SQLite Forum

regexp for Unicode ranges
Login
Okay, I've tried it and I get the same result.

sqlite> .load /usr/lib/sqlite3/pcre
sqlite> .mode csv
sqlite> select *, name regexp '\p{Greek}', name regexp '\p{Latin}', name regexp 'ß'
   ...> from (
   ...> select 'ascii' as name
   ...> union
   ...> select 'γλώσσα'
   ...> union
   ...> select 'straße'
   ...> );
ascii,0,1,0
"straße",0,1,1
"γλώσσα",0,1,0

P.S. I use the latest version of SQLite (3.33) and I've compiled PCRE on my machine.
I think that PCRE is the first suspect to analyze.

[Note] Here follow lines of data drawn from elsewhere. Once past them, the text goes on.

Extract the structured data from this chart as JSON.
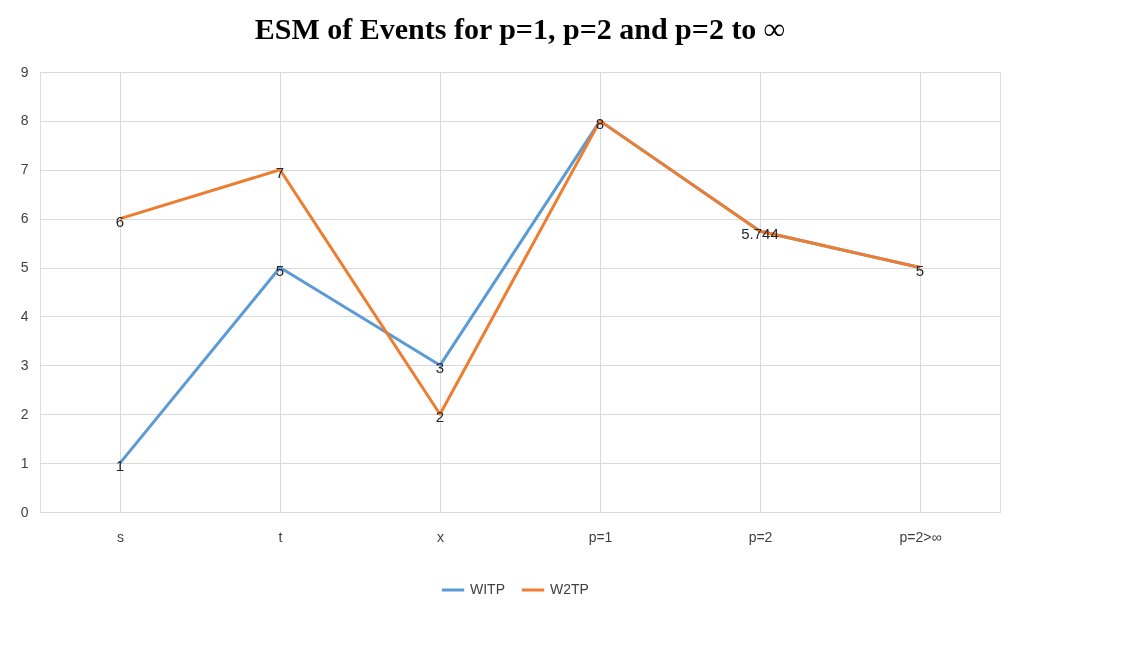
{
  "chart_data": {
    "type": "line",
    "title": "ESM of Events for p=1, p=2 and p=2 to ∞",
    "categories": [
      "s",
      "t",
      "x",
      "p=1",
      "p=2",
      "p=2>∞"
    ],
    "series": [
      {
        "name": "WITP",
        "color": "#5b9bd5",
        "values": [
          1,
          5,
          3,
          8,
          5.744,
          5
        ],
        "value_labels": [
          "1",
          "5",
          "3",
          "8",
          "5.744",
          "5"
        ]
      },
      {
        "name": "W2TP",
        "color": "#ed7d31",
        "values": [
          6,
          7,
          2,
          8,
          5.744,
          5
        ],
        "value_labels": [
          "6",
          "7",
          "2",
          null,
          null,
          null
        ]
      }
    ],
    "ylim": [
      0,
      9
    ],
    "yticks": [
      0,
      1,
      2,
      3,
      4,
      5,
      6,
      7,
      8,
      9
    ],
    "grid": true,
    "legend": "bottom",
    "line_style": "solid"
  }
}
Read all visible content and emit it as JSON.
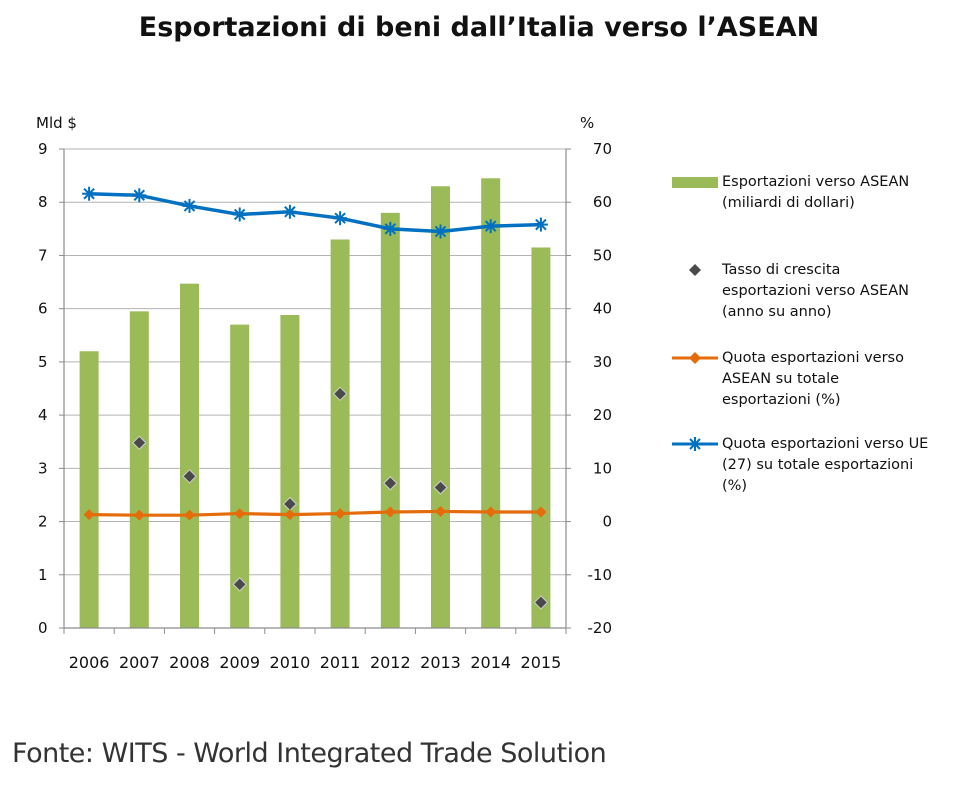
{
  "title": "Esportazioni di beni dall’Italia verso l’ASEAN",
  "source": "Fonte: WITS - World Integrated Trade Solution",
  "colors": {
    "bars": "#9bbb59",
    "growth": "#4a4a4a",
    "share_asean": "#e46c0a",
    "share_eu": "#0070c0",
    "axis": "#8c8c8c",
    "grid": "#b3b3b3"
  },
  "chart_data": {
    "type": "bar",
    "categories": [
      "2006",
      "2007",
      "2008",
      "2009",
      "2010",
      "2011",
      "2012",
      "2013",
      "2014",
      "2015"
    ],
    "left_axis": {
      "label": "Mld $",
      "ylim": [
        0,
        9
      ],
      "ticks": [
        "0",
        "1",
        "2",
        "3",
        "4",
        "5",
        "6",
        "7",
        "8",
        "9"
      ]
    },
    "right_axis": {
      "label": "%",
      "ylim": [
        -20,
        70
      ],
      "ticks": [
        "-20",
        "-10",
        "0",
        "10",
        "20",
        "30",
        "40",
        "50",
        "60",
        "70"
      ]
    },
    "grid": true,
    "legend_position": "right",
    "series": [
      {
        "name": "Esportazioni verso ASEAN (miliardi di dollari)",
        "type": "bar",
        "axis": "left",
        "values": [
          5.2,
          5.95,
          6.47,
          5.7,
          5.88,
          7.3,
          7.8,
          8.3,
          8.45,
          7.15
        ]
      },
      {
        "name": "Tasso di crescita esportazioni verso ASEAN (anno su anno)",
        "type": "scatter",
        "marker": "diamond",
        "axis": "right",
        "values": [
          null,
          14.8,
          8.5,
          -11.8,
          3.3,
          24,
          7.2,
          6.4,
          null,
          -15.2
        ]
      },
      {
        "name": "Quota esportazioni verso ASEAN su totale esportazioni (%)",
        "type": "line",
        "marker": "diamond",
        "axis": "right",
        "values": [
          1.3,
          1.2,
          1.2,
          1.5,
          1.3,
          1.5,
          1.8,
          1.9,
          1.8,
          1.8
        ]
      },
      {
        "name": "Quota esportazioni verso UE (27) su totale esportazioni (%)",
        "type": "line",
        "marker": "asterisk",
        "axis": "right",
        "values": [
          61.6,
          61.3,
          59.3,
          57.7,
          58.2,
          57.0,
          55.0,
          54.5,
          55.5,
          55.8
        ]
      }
    ]
  },
  "legend": [
    {
      "symbol": "bar",
      "lines": [
        "Esportazioni verso ASEAN",
        "(miliardi di dollari)"
      ]
    },
    {
      "symbol": "diamond",
      "lines": [
        "Tasso di crescita",
        "esportazioni verso ASEAN",
        "(anno su anno)"
      ]
    },
    {
      "symbol": "line-diamond",
      "lines": [
        "Quota esportazioni verso",
        "ASEAN su totale",
        "esportazioni (%)"
      ]
    },
    {
      "symbol": "line-asterisk",
      "lines": [
        "Quota esportazioni verso UE",
        "(27) su totale esportazioni",
        "(%)"
      ]
    }
  ]
}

So why is the unicode property causing an issue? I found this:
If PCRE is built with Unicode character property support (which implies UTF support), the escape sequences \p{..}, \P{..}, and \X can be used. The available properties that can be tested are limited to the general category properties such as Lu for an upper case letter or Nd for a decimal number, the Unicode script names such as Arabic or Han, and the derived properties Any and L&. Full lists is given in the pcrepattern and pcresyntax documentation. Only the short names for properties are supported. For example, \p{L} matches a letter. Its Perl synonym, \p{Letter}, is not supported. Furthermore, in Perl, many properties may optionally be prefixed by "Is", for compatibility with Perl 5.6. PCRE does not support this.